Hungary’s foreign minister, János Martonyi, Friday offered to make peace with Europe. He explained in a press conference that the Hungarian government would propose two new constitutional amendments to address European grievances.
“But beware of Hungarians bearing gifts. The proposed constitutional amendments do not fix problems that Europe has had with the new Hungarian constitutional order. The new amendments may remove some offending language from the constitution itself, but they won’t actually change the facts on the ground unless the provisions that will be removed from the constitution are also removed from the other laws, too. And, judging from the press conference, that is still in doubt. (...)
The European Parliament’s Civil Liberties (LIBE) Committee is scheduled to vote on 19 June on a tough, accurate and fair report written by Portuguese MEP Rui Tavares. It calls for a rigorous monitoring regime to ensure that Hungary complies with the basic values of the European Union. If the report passes, it goes to the floor of the European Parliament for a debate and vote in the July plenary session. If Fidesz can kill the report in committee, the monitoring regime dies.
The Parliamentary Assembly of the Council of Europe is scheduled to vote on 25 June on a different report, also very critical and accurate. If it passes, a different monitoring regime would be established to ensure that Hungary remains a rights-protecting constitutional democracy. But here, too, the vote is expected to be very close. (...)
The Hungarian government desperately wants to avoid sanctions from Europe. It will therefore appear to tinker endlessly with its laws in order to give the impression that it is still in a “dialogue” with European bodies. But by now, Europe should see what the Hungarian government is doing. The government has made small adjustments to the laws before, attempting to fool Europe again and again into thinking that Hungary is a reasonable partner that shares European values. But appearances are deceiving. Fidesz knows that if it can just stay a step ahead of Europe by proposing one legal change after another, triggering one more earnest European evaluation after another, it can avoid the day of reckoning.

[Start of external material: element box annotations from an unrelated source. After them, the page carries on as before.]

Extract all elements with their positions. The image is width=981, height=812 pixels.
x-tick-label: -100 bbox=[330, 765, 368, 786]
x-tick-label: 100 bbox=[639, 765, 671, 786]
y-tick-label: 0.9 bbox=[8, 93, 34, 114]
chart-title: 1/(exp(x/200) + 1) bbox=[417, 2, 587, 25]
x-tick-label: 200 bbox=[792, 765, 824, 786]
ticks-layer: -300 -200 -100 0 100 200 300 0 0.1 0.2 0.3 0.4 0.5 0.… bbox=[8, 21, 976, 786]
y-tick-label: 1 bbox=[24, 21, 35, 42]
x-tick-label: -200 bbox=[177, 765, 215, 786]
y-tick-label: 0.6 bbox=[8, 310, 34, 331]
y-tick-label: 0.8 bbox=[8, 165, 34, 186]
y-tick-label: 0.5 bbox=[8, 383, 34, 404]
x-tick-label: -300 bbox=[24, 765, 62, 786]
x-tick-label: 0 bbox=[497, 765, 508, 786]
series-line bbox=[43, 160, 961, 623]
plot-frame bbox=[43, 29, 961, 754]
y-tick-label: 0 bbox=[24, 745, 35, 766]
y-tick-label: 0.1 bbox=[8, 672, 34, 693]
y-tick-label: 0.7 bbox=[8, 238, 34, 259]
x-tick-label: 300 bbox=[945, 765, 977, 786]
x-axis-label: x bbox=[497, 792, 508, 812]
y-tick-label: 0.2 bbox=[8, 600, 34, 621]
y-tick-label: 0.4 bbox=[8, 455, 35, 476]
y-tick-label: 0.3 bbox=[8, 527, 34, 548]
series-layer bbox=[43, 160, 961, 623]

But Europe should see by now that the Fidesz inner circle is full of “belts and suspenders” kinds of guys. They love redundancies. Altering clauses here and there in the giant legal edifice that Fidesz has constructed may appear to respond to Europe’s complaints. But the changes Fidesz has made in the past were only for show and there is every reason to suspect that the same is true again. They have let nothing important slip from their control. At some point, Europe will have to stop accepting the Hungarian government’s endless minor proposals and realize that Fidesz has no intention of releasing its iron grip on power without a much bigger fight.”